Ein Hamburger Jung als alter Hase - 12.09.11
Quelle: Trierischer Volksfreund
Marc
Köhler (35) hat die ersten Wochen als Cheftrainer der HSG
Biewer/Pfalzel bewältigt. Der ehemalige Spieler ist positiv überrascht:
Die Umstellung hat sich der gebürtige Hamburger schwieriger vorgestellt.

Köhler - vom taktgebenden Spieler zum Trainer. "Die Umstellung klappt ganz gut. Ich hatte es mir schwerer vorgestellt, gegenüber den ehemaligen Mitspielern auch mal deutlicher werden zu müssen", bekennt der 35-Jährige.

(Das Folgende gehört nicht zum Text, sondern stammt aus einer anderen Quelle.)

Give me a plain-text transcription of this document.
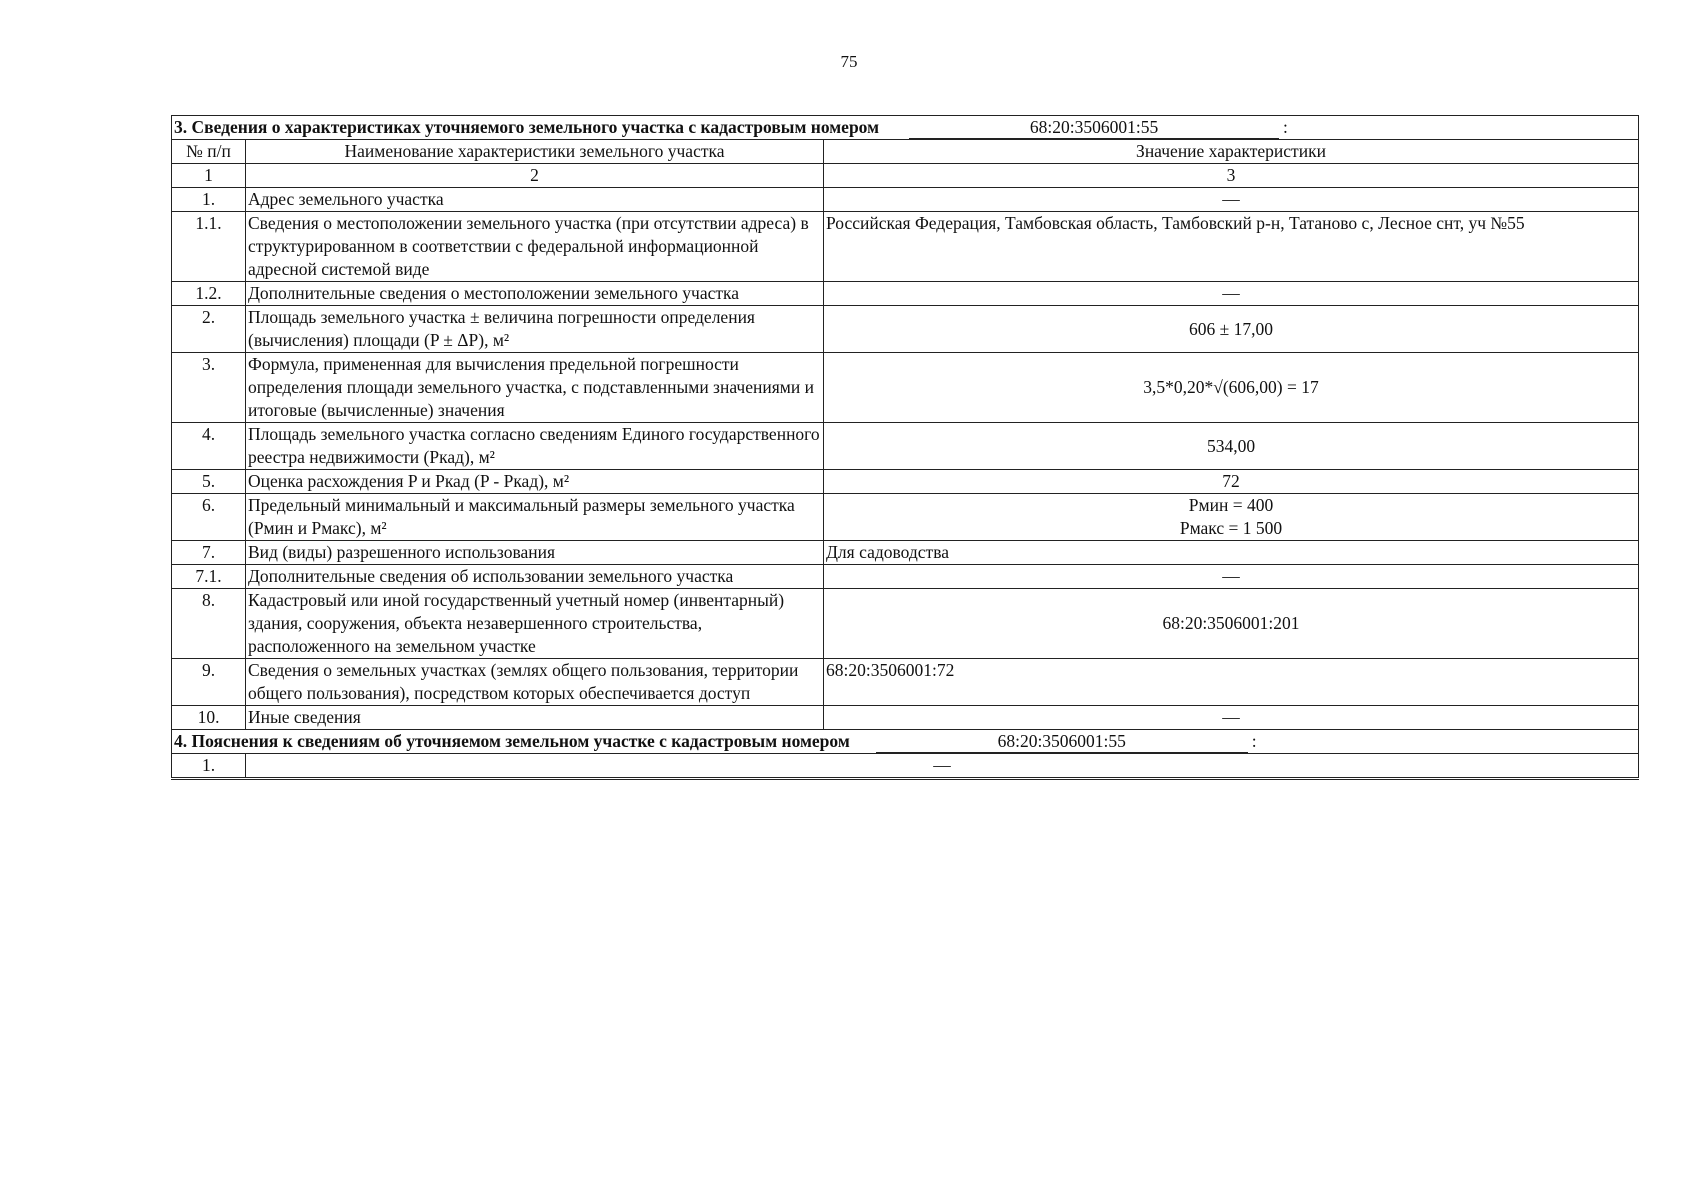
75
3. Сведения о характеристиках уточняемого земельного участка с кадастровым номером 68:20:3506001:55 :		
№ п/п	Наименование характеристики земельного участка	Значение характеристики
1	2	3
1.	Адрес земельного участка	—
1.1.	Сведения о местоположении земельного участка (при отсутствии адреса) в структурированном в соответствии с федеральной информационной адресной системой виде	Российская Федерация, Тамбовская область, Тамбовский р-н, Татаново с, Лесное снт, уч №55
1.2.	Дополнительные сведения о местоположении земельного участка	—
2.	Площадь земельного участка ± величина погрешности определения (вычисления) площади (P ± ΔP), м²	606 ± 17,00
3.	Формула, примененная для вычисления предельной погрешности определения площади земельного участка, с подставленными значениями и итоговые (вычисленные) значения	3,5*0,20*√(606,00) = 17
4.	Площадь земельного участка согласно сведениям Единого государственного реестра недвижимости (Ркад), м²	534,00
5.	Оценка расхождения P и Ркад (P - Ркад), м²	72
6.	Предельный минимальный и максимальный размеры земельного участка (Рмин и Рмакс), м²	Рмин = 400
Рмакс = 1 500

7.	Вид (виды) разрешенного использования	Для садоводства
7.1.	Дополнительные сведения об использовании земельного участка	—
8.	Кадастровый или иной государственный учетный номер (инвентарный) здания, сооружения, объекта незавершенного строительства, расположенного на земельном участке	68:20:3506001:201
9.	Сведения о земельных участках (землях общего пользования, территории общего пользования), посредством которых обеспечивается доступ	68:20:3506001:72
10.	Иные сведения	—
4. Пояснения к сведениям об уточняемом земельном участке с кадастровым номером 68:20:3506001:55 :		
1.	—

Der gebürtige Hamburger kam im Oktober 1999 wegen seines Soziologie-Studiums nach Trier. Ursprünglich wollte er nur bis zum Vordiplom an der Mosel bleiben. Köhler änderte den Plan. Er wohnt bis heute in Trier, ist liiert und bei "Club Aktiv" angestellt. Seit zwölf Jahren hält er mit Ausnahme einer Saison der HSG Biewer/Pfalzel die Treue. Als Spieler war er Leistungsträger. Im Jahr 2006 beschäftigte sich der Kreisläufer erstmals mit einem Karriere-Ende. Ein Jahr Pause wegen einer Schulter- und Kreuzbandverletzung machte nachdenklich. "Als Sportinvalide wollte ich aber nicht aufhören. Ich bin froh, danach noch mal den Anschluss geschafft zu haben", sagt Köhler.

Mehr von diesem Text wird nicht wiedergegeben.